How to launch your flutterpi app at startup
What is the best way to launch your app at startup and have keyboard support & touch support (basicly everything)
This is what I followed. And it works. but this keeps a terminal open where the keyboard types
Launch script
Create a script here ~/projects/launch_my_app.sh
#!/bin/bash
flutter-pi --release projects/my_app
Boot service
Here's a comprehensive setup guide for creating a systemd service that will automatically launch your Flutter app on a Raspberry Pi using your custom startup script.
1. Create the Systemd Service File
Open a terminal on your Raspberry Pi and create a new service file for your app:
sudo nano /etc/systemd/system/my_app.service
2. Configure the Service File
In the editor, paste the following configuration. Adjust the paths and usernames as necessary.
[Unit]
Description=Launch Flutter App
After=network.target
[Service]
ExecStart=/home/pi/projects/launch_my_app.sh
Restart=on-failure
User=pi
Environment=DISPLAY=:0
[Install]
WantedBy=multi-user.target
- Description: Provides a brief description of the service.
- After=network.target: Ensures the service waits until the network is available (if required).
- ExecStart: Specifies the path to your custom launch script (
launch_my_app.sh). - Restart=failure: Restarts the service if it fails (if it stops it is probably because we need to access the CLI).

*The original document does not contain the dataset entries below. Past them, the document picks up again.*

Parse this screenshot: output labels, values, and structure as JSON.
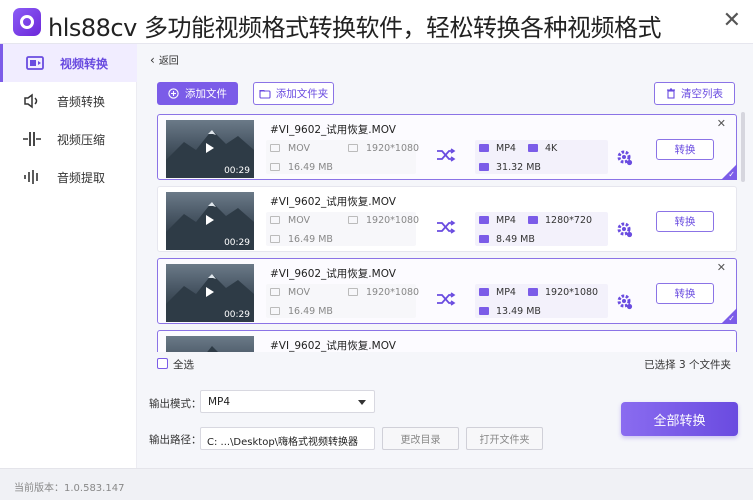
{
  "titlebar": {
    "app_name": "hls88cv 多功能视频格式转换软件，轻松转换各种视频格式",
    "close_glyph": "✕"
  },
  "sidebar": {
    "items": [
      {
        "label": "视频转换",
        "icon": "video-convert-icon",
        "active": true
      },
      {
        "label": "音频转换",
        "icon": "audio-convert-icon",
        "active": false
      },
      {
        "label": "视频压缩",
        "icon": "video-compress-icon",
        "active": false
      },
      {
        "label": "音频提取",
        "icon": "audio-extract-icon",
        "active": false
      }
    ]
  },
  "header": {
    "back_label": "返回"
  },
  "toolbar": {
    "add_file": "添加文件",
    "add_folder": "添加文件夹",
    "clear_list": "清空列表"
  },
  "files": [
    {
      "name": "#VI_9602_试用恢复.MOV",
      "duration": "00:29",
      "src_format": "MOV",
      "src_res": "1920*1080",
      "src_size": "16.49 MB",
      "out_format": "MP4",
      "out_res": "4K",
      "out_size": "31.32 MB",
      "convert_label": "转换",
      "selected": true
    },
    {
      "name": "#VI_9602_试用恢复.MOV",
      "duration": "00:29",
      "src_format": "MOV",
      "src_res": "1920*1080",
      "src_size": "16.49 MB",
      "out_format": "MP4",
      "out_res": "1280*720",
      "out_size": "8.49 MB",
      "convert_label": "转换",
      "selected": false
    },
    {
      "name": "#VI_9602_试用恢复.MOV",
      "duration": "00:29",
      "src_format": "MOV",
      "src_res": "1920*1080",
      "src_size": "16.49 MB",
      "out_format": "MP4",
      "out_res": "1920*1080",
      "out_size": "13.49 MB",
      "convert_label": "转换",
      "selected": true
    },
    {
      "name": "#VI_9602_试用恢复.MOV",
      "duration": "",
      "src_format": "",
      "src_res": "",
      "src_size": "",
      "out_format": "",
      "out_res": "",
      "out_size": "",
      "convert_label": "",
      "selected": true
    }
  ],
  "selection": {
    "select_all": "全选",
    "count_text": "已选择 3 个文件夹"
  },
  "output": {
    "mode_label": "输出模式：",
    "mode_value": "MP4",
    "path_label": "输出路径：",
    "path_value": "C: ...\\Desktop\\嗨格式视频转换器",
    "change_dir": "更改目录",
    "open_folder": "打开文件夹",
    "convert_all": "全部转换"
  },
  "footer": {
    "version": "当前版本：1.0.583.147"
  },
  "colors": {
    "accent": "#7b5ce8",
    "accent_dark": "#6a4be0"
  }
}
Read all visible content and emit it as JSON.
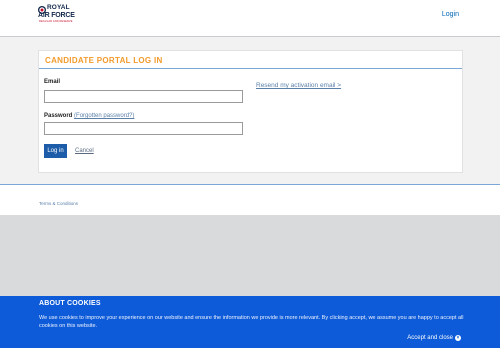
{
  "header": {
    "logo": {
      "line1": "ROYAL",
      "line2": "AIR FORCE",
      "line3": "REGULAR AND RESERVE"
    },
    "login_link": "Login"
  },
  "panel": {
    "title": "CANDIDATE PORTAL LOG IN",
    "email_label": "Email",
    "email_value": "",
    "password_label": "Password",
    "forgotten_password": "(Forgotten password?)",
    "password_value": "",
    "login_button": "Log in",
    "cancel_link": "Cancel",
    "resend_link": "Resend my activation email >"
  },
  "footer": {
    "terms_link": "Terms & Conditions"
  },
  "cookie_banner": {
    "title": "ABOUT COOKIES",
    "text": "We use cookies to improve your experience on our website and ensure the information we provide is more relevant. By clicking accept, we assume you are happy to accept all cookies on this website.",
    "accept_label": "Accept and close"
  },
  "colors": {
    "accent_orange": "#f29b2c",
    "primary_blue": "#1d5ca8",
    "cookie_blue": "#0d5bd8",
    "link_blue": "#0066b3"
  }
}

- User: Sets the user account to run the service. Replace
piwith your actual username. - Environment=DISPLAY=:0: Sets the display variable, necessary for GUI applications. Adjust
:0if your setup uses a different display.
3. Enable the Service to Start on Boot
After configuring the service file, save and close the editor (Ctrl+X, then Y, then Enter). Then, enable the service to run on boot:
sudo systemctl enable my_app.service
4. Test the Service
To test that everything is set up correctly, start the service manually:
sudo systemctl start my_app.service
You can check the status to verify that it’s running without errors:
systemctl status my_app.service
5. Reboot to Confirm Auto-Start
To ensure the service starts on boot, reboot your Raspberry Pi:
sudo reboot
Once the system reboots, you can confirm that your app is running by checking the service status again:
systemctl status my_app.service
This setup ensures your Flutter app will start automatically each time the Raspberry Pi reboots, using your launch_my_app.sh script for custom setup.
6. Stop the service
sudo systemctl stop my_app.service
The problem
This works, only the keyboard is still typing in the terminal that is still open behind the flutter app
Currently I use cron job to run program on boot, all functionalities (also touch and keyboard) are working like a charm
sudo crontab -e
then in the bottom of the text editor (you can use vim, nano, etc) add this line:
@reboot /home/[your-username]/projects/launch_my_app.sh >> /home/[your-username]/projects/launch_my_app.log
*note: change [your-username] with your actual username
Then save the cron settings
@effmuhammad cool! I have a functionality "restart app" or "restart on crash" how would you do that with a cronjob? The service works great because you can say restart of fail so you get it out of the box.
@vanlooverenkoen as I know the cronjob not support it by default, but i found a convincing solution in stackexchange. I will check it later
The approach I've found to work (so far) is to override the command run by the standard getty on the first tty:
cat <<__EOF >/etc/systemd/system/[email protected]/override.conf
[Service]
ExecStart=
ExecStart=/home/pi/projects/launch_my_app.sh
__EOF
This stops the standard login getty process claiming tty1. Note: the empty ExecStart= line is required, otherwise you add a command rather than replacing the getty.
It's early days in testing, but this is the approach I'm using for my Boat Instrument.
As a quick test, you could install the Boat Instrument from my Debian PPA and test if your touchscreen and keyboard work.